In any case, here's a brain dump on the topic in case anyone is interested:
The way to hardware-accelerate video decoding is to start at the back of the pipeline and work forwards, otherwise you spend too much time copying data between CPU and GPU. The last stage is colour space conversion (easy to do on GPU), before that is the loop filter/motion compensation/intra prediction feedback loop. This one is a lot harder to parallelise, unfortunately by design.
Intra prediction uses the luma/colour information from up to 4 adjacent blocks to approximate the contents of a block:
A B C ...
X Y ...
VP8 has 2 different types of loop filters, the 'normal' one and the 'simple' one. The 'normal' loop filter reads up to 4 pixels either side of a block boundary (and modifies up to 2), and since blocks are 4 pixels wide, you again end up with an ordering dependency which is difficult to parallelise. The simple block filter doesn't suffer this problem, if I remember correctly, and is embarrassingly parallel. Unfortunately, it doesn't seem to be widely used. (presumably as its visual results are worse)
The motion compensation is easier to parallelise, so it's probably a good idea to get that and the loop filter working first, as that will at least offload the majority of frames to the GPU.

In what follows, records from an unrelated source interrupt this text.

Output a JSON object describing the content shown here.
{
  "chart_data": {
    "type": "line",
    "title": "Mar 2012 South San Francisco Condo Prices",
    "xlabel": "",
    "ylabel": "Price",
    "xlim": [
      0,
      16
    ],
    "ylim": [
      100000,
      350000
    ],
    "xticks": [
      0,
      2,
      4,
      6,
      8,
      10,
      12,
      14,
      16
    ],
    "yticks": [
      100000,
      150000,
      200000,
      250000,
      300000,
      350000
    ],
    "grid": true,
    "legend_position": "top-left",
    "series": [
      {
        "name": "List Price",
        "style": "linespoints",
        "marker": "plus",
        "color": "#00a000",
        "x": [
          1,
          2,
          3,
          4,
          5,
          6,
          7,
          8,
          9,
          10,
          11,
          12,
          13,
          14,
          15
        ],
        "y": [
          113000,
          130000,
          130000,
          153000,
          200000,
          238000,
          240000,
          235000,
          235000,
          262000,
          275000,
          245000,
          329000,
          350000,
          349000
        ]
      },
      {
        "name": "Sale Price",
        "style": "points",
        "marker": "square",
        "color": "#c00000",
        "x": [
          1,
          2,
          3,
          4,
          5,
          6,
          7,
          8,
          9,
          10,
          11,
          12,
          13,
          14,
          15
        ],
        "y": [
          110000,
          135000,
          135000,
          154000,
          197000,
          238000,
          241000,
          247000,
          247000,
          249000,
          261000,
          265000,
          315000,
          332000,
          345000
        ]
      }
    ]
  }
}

So, we need to parallelise the loop filter.
A B C D E F ...
L M N O ...
X Y ...
So we start in the top left corner of the picture, where there's little opportunity for parallelism, and work our way down, with increasing batch size for a while, and then decreasing again as we reach the bottom right corner. So not ideal, but it could be good enough:
A B C[D]
A B C D[E]
As it turns out, you can actually decompose the filter into a vertical and horizontal stage for each 16x16 macro block. I forget which comes first (I think horizontal edges, i.e. vertical kernel), but this fact might be exploitable for hiding memory latency.
Intra prediction should be possible via a similar scheme, except it operates on blocks within macroblocks which makes it a bit more complex. You might be able to achieve more parallelism by exploiting the fact that different intra modes don't require access to all 4 neighbouring blocks. To benefit from that you'll need a scheduling pass across all macroblocks on the CPU first.

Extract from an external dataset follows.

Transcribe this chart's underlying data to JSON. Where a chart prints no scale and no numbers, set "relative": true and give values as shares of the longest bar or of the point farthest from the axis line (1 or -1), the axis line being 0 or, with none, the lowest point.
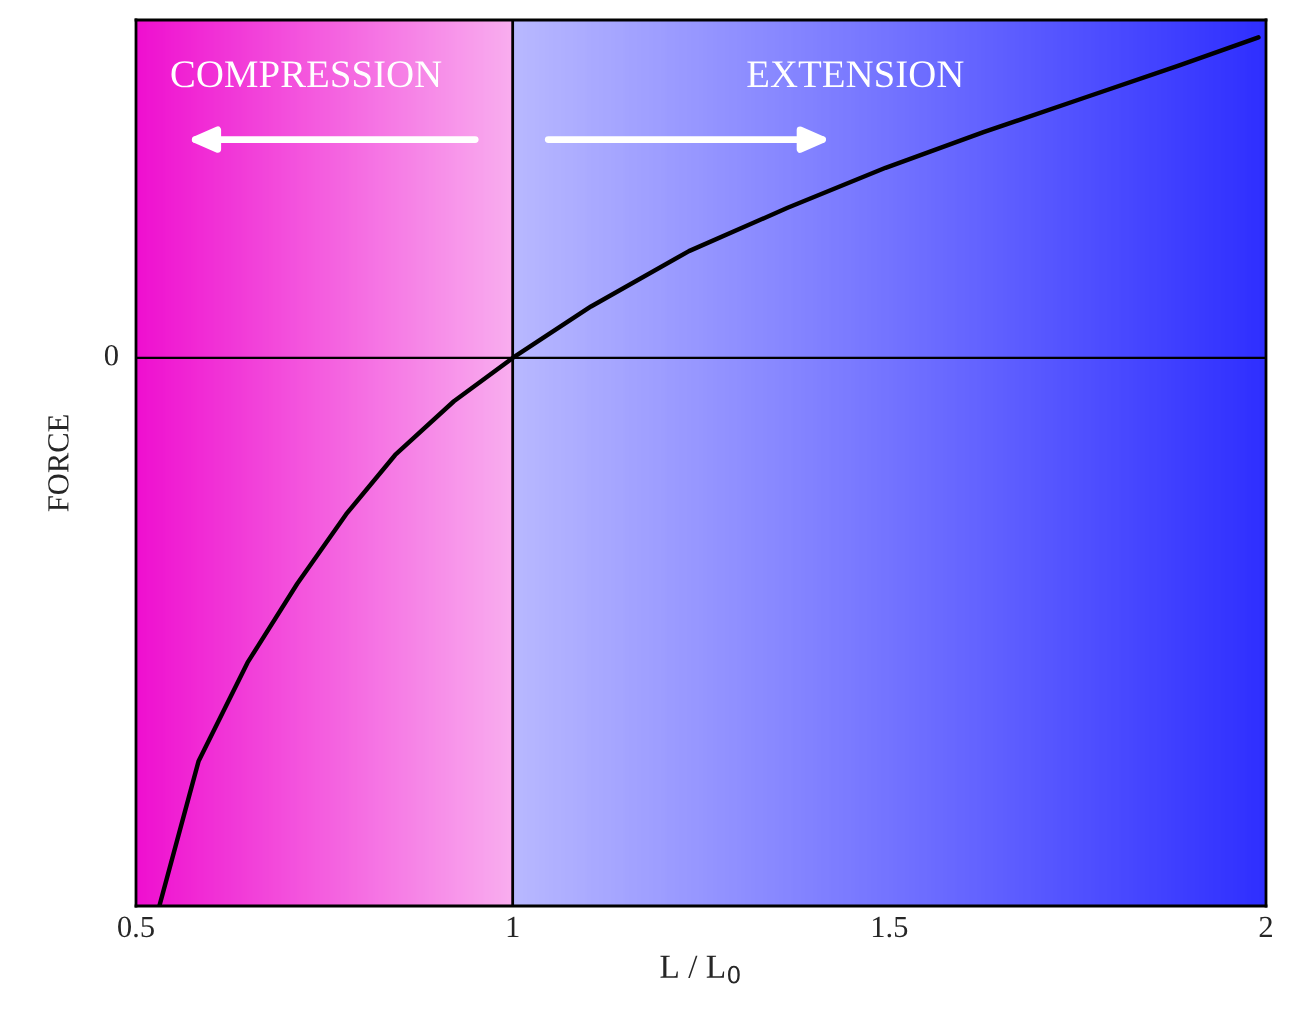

The pipeline stage before the intra/MC/loop filter feedback loop is annoyingly paralleliseable again: the inverse transform is a simple matrix operation and exactly the kind of problem GPUs excel at.
It's of course entirely possible that I've made a mistake or that I've missed a parallelisation opportunity, but this is certainly the kind of stuff you have to think about when tackling this type of problem.